Now, if everything goes well, we can stop the work and restart it with a large number of steps, for example 200, this is the default number. The new team will look like this:

 ➜ ~/src/models/tutorials/rnn/translate$ gcloud beta ml jobs submit training ${JOB_NAME} \ > --package-path=. \ > --module-name=translate.translate \ > --staging-bucket="${TRAIN_BUCKET}" \ > --region=us-central1 \ > -- \ > --from_train_data=${INPUT_TRAIN_DATA_A} \ > --to_train_data=${INPUT_TRAIN_DATA_B} \ > --from_dev_data=${INPUT_TEST_DATA_A} \ > --to_dev_data=${INPUT_TEST_DATA_B} \ > --train_dir="${TRAIN_PATH}" \ > --data_dir="${TRAIN_PATH}" \ > --from_vocab_size=45000 \ > --to_vocab_size=45000 

Conversation with the bot

Probably the biggest advantage of using Cloud Storage to save intermediate states of the model in the learning process is the ability to start communication without interrupting the learning process.

Now, for example, I will show how you can start chatting with a bot after only 1600 training iterations. By the way, this is the only step that needs to be performed on the local machine.
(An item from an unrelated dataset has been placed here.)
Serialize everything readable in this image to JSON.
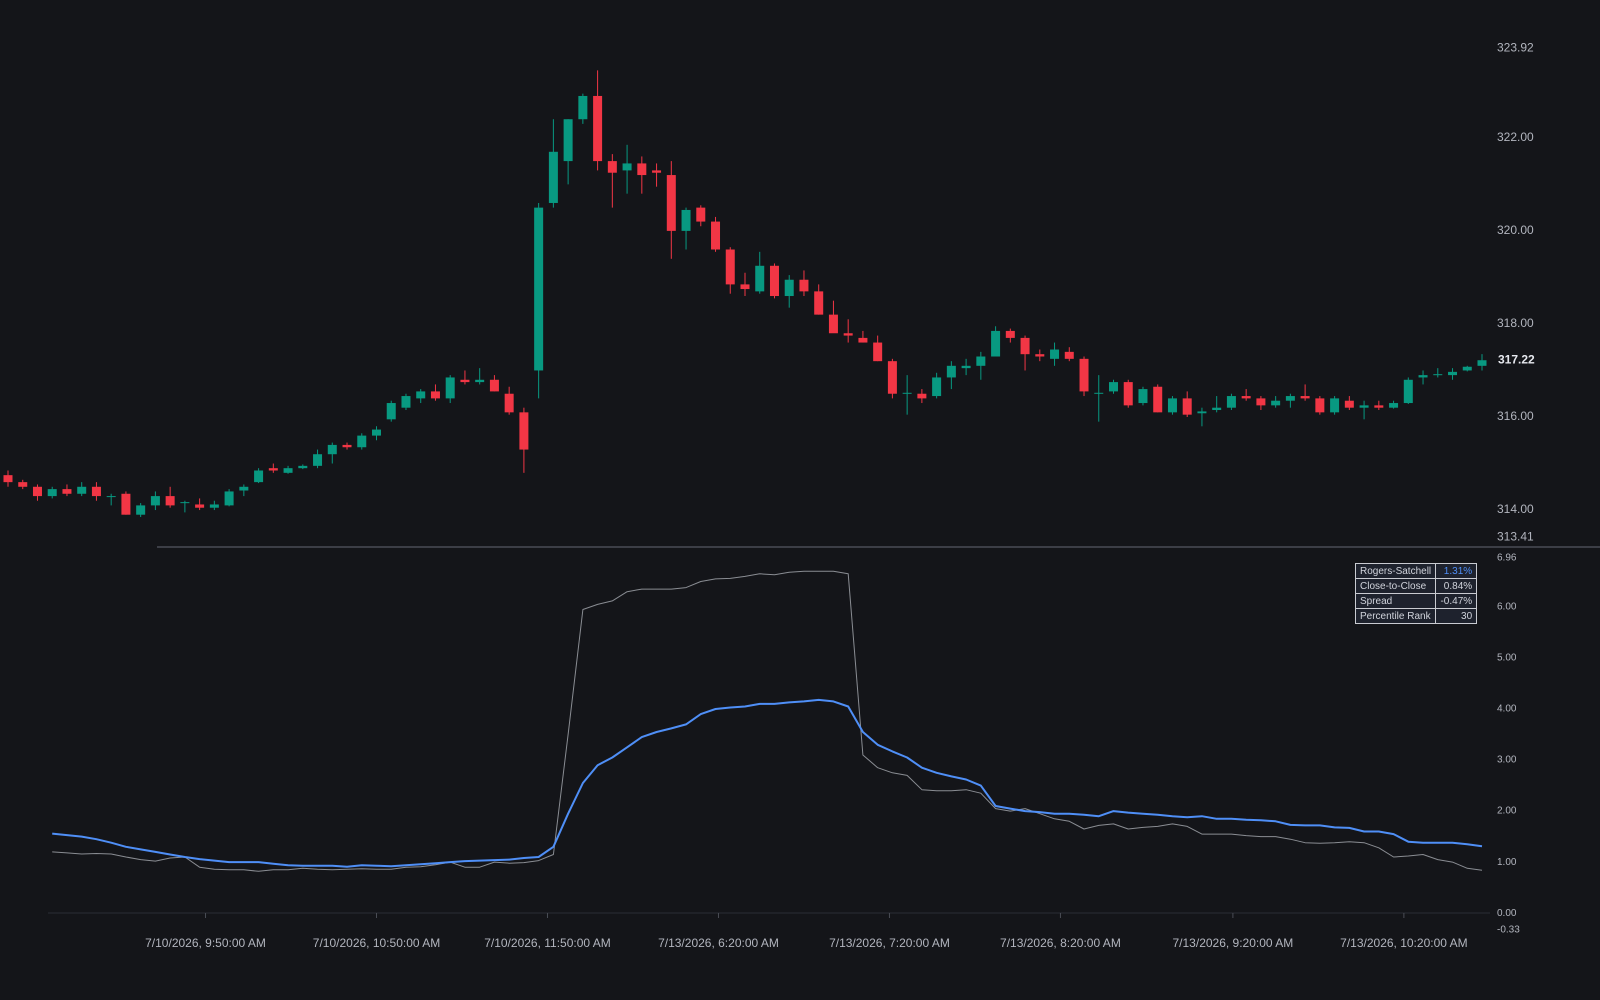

I think the reasons are obvious =)

Here's how to do it:

 mkdir ~/tmp-data gsutil cp gs://chatbot_generic/chatbot_generic_20161224_232158/translate.ckpt-1600.meta ~/tmp-data ... gsutil cp gs://chatbot_generic/chatbot_generic_20161224_232158/translate.ckpt-1600.index ~/tmp-data ... gsutil cp gs://chatbot_generic/chatbot_generic_20161224_232158/translate.ckpt-1600.data-00000-of-00001 ~/tmp-data ... gsutil cp gs://chatbot_generic/chatbot_generic_20161224_232158/checkpoint ~/tmp-data TRAIN_PATH=... python -m translate.translate \ --data_dir="${TRAIN_PATH}" \ --train_dir="${TRAIN_PATH}" \ --from_vocab_size=45000 \ --to_vocab_size=45000 \ --decode Reading model parameters from /Users/b0noi/tmp-data/translate.ckpt-1600 > Hi there you ? . . . . . . . . > What do you want? i . . . . . . . . . > yes, you i ? . . . . . . . . > hi you ? . . . . . . . . > who are you? i . . . . . . . . . > yes you! what ? . . . . . . . . > who are you? i . . . . . . . . . > you ' . . . . . . . . 

The TRAIN_PATH variable should lead to the “tmp_data” folder, and the current directory should be “models / tutorials / rnn”.

As you can see, the chat bot is far from perfect after just 1600 steps. If you want to see how he can communicate after 50 thousand iterations, I will refer you again to the previous article, since the goal of this is not training the perfect chat bot, but learning how to train any network in the cloud using Google Cloud ML.

Post factum

I hope that my article has helped you learn the subtleties of working with Cloud ML and Cloud Shell, and you can use them to train your networks. I also hope that you liked the writing and, if so, you can support me on my patreon page and / or by adding likes to the article and helping to distribute it =)

If you notice any problems in any of the steps, please let me know so that I can fix this promptly.